Петрик не ответил. В землянке было совсем темно. Эта темнота, казалось, вливалась и в самую душу Петрика. Неизбежное надвигалось на него. Нарушены были какие-то законы механики, «сугубой», но ох какой нужной науки, и Россия…
Россия! — летела в бездну, катилась к неизбежному концу… И кто был виноват?…
— Да, если бы только выпашь, — тихо повторил, поднимаясь, Долле, — выпаханному полю можно дать отдохнуть, оставить его под паром, вырвать, выкорчевать ненужные травы, выжечь их и пахать его снова… Но… Государь, да еще наш, никогда на это не пойдет. В этом сила, в этом и слабость империй. Они честны. Они не могут пойти на подлость, на измену своему слову… А в наш подлый век… Не честные нужны Правители и Государи, а гибкие парламенты. Сегодня стоит у власти одна партия и честно это, а завтра стала у власти партия противоположная и то, что вчера считалось просто подлым, сегодня именно то, что нужно для народа, и им это все прощают и даже находят нормальным и естественным.

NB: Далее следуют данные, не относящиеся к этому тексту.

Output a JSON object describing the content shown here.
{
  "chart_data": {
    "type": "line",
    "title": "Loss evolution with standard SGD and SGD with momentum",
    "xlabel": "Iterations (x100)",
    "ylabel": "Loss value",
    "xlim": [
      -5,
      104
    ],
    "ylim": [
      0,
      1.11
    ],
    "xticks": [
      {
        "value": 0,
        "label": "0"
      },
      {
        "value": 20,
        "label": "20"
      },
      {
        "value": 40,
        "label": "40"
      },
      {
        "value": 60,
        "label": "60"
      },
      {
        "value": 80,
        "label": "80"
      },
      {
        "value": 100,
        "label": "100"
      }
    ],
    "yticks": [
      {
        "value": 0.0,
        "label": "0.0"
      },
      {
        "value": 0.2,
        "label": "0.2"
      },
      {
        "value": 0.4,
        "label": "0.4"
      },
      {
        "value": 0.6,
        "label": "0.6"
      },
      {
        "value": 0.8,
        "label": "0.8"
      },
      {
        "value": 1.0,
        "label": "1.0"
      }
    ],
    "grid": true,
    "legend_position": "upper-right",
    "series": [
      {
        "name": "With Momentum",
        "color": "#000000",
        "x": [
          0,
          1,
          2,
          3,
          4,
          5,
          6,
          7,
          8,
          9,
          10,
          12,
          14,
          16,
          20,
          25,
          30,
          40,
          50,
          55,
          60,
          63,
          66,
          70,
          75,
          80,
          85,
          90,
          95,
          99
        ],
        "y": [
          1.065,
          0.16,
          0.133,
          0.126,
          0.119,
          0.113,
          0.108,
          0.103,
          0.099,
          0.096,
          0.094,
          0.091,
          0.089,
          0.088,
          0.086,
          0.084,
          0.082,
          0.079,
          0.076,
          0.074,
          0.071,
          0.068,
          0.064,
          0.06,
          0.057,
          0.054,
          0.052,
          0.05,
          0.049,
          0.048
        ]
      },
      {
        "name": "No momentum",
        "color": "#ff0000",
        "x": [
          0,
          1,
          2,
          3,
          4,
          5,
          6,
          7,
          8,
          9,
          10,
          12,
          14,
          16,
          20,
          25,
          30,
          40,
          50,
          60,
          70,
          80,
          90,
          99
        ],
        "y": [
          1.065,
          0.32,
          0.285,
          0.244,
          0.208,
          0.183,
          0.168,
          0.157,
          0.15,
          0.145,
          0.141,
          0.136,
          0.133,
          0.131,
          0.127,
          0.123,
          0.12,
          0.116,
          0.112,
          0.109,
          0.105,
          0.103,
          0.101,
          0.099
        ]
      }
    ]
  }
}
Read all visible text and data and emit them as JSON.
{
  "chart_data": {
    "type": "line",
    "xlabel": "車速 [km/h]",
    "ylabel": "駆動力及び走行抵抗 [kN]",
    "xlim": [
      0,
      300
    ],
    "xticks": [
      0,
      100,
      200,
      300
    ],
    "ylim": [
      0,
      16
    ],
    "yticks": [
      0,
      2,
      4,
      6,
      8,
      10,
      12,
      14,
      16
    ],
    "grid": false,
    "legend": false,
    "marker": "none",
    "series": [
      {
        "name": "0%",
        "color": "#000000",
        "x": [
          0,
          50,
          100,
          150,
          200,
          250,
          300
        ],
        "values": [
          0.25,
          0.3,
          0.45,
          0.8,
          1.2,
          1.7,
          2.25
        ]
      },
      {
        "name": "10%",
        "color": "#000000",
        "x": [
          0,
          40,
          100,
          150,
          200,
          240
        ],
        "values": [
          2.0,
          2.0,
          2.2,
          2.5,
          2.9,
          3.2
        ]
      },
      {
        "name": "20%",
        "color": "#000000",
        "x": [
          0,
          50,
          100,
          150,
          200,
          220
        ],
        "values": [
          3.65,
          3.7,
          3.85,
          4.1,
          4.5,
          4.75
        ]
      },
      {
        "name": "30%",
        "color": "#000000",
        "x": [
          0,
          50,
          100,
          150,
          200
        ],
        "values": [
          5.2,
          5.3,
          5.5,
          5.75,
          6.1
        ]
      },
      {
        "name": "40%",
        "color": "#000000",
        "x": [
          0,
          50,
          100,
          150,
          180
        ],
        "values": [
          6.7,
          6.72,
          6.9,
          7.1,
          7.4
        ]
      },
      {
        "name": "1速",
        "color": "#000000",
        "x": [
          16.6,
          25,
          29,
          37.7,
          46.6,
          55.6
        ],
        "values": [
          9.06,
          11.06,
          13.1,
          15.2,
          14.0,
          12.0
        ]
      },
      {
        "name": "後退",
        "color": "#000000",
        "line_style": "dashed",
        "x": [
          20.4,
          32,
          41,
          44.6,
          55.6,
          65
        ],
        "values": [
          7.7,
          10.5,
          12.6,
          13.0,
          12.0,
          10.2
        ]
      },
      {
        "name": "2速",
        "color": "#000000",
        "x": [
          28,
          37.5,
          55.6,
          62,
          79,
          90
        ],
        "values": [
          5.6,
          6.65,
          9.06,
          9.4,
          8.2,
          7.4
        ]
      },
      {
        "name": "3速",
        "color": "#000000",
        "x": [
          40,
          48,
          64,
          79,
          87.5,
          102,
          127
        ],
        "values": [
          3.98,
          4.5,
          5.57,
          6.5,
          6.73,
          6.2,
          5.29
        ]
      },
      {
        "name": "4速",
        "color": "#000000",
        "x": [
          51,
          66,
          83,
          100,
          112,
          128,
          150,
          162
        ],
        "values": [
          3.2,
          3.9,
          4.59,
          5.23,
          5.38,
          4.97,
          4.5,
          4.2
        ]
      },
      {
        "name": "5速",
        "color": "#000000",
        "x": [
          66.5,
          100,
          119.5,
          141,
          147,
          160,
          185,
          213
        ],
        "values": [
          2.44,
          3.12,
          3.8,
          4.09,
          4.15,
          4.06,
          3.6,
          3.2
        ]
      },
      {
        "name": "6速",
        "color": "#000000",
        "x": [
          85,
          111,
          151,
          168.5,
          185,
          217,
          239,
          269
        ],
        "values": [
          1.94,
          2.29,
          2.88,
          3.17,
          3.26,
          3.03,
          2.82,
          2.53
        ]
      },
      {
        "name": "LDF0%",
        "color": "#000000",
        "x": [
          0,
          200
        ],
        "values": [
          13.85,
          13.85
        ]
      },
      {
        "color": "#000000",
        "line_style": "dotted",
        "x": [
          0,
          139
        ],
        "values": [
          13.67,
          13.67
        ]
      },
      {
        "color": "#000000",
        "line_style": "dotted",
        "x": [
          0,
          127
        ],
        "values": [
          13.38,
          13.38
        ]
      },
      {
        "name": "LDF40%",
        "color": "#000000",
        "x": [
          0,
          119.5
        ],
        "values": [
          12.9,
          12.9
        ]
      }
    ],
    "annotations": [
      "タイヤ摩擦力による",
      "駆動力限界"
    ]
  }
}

Государю Императору сепаратного мира никогда и никто не простит, ну, а какому-то учредительному собранию все спустят. Защита, мол, нации, защита революции, право народа, а народ-то куда самодержавнее любого самодержца… Так-то и, если кто-нибудь сумеет это доказать Государю, на что он ни пойдет для блага народа, для блага России. Помни одно: предел упругости перейден, а законы механики безнаказанно нарушать никому и никогда нельзя… Ну, прощай. Ночь уже. Я заболтался с тобою.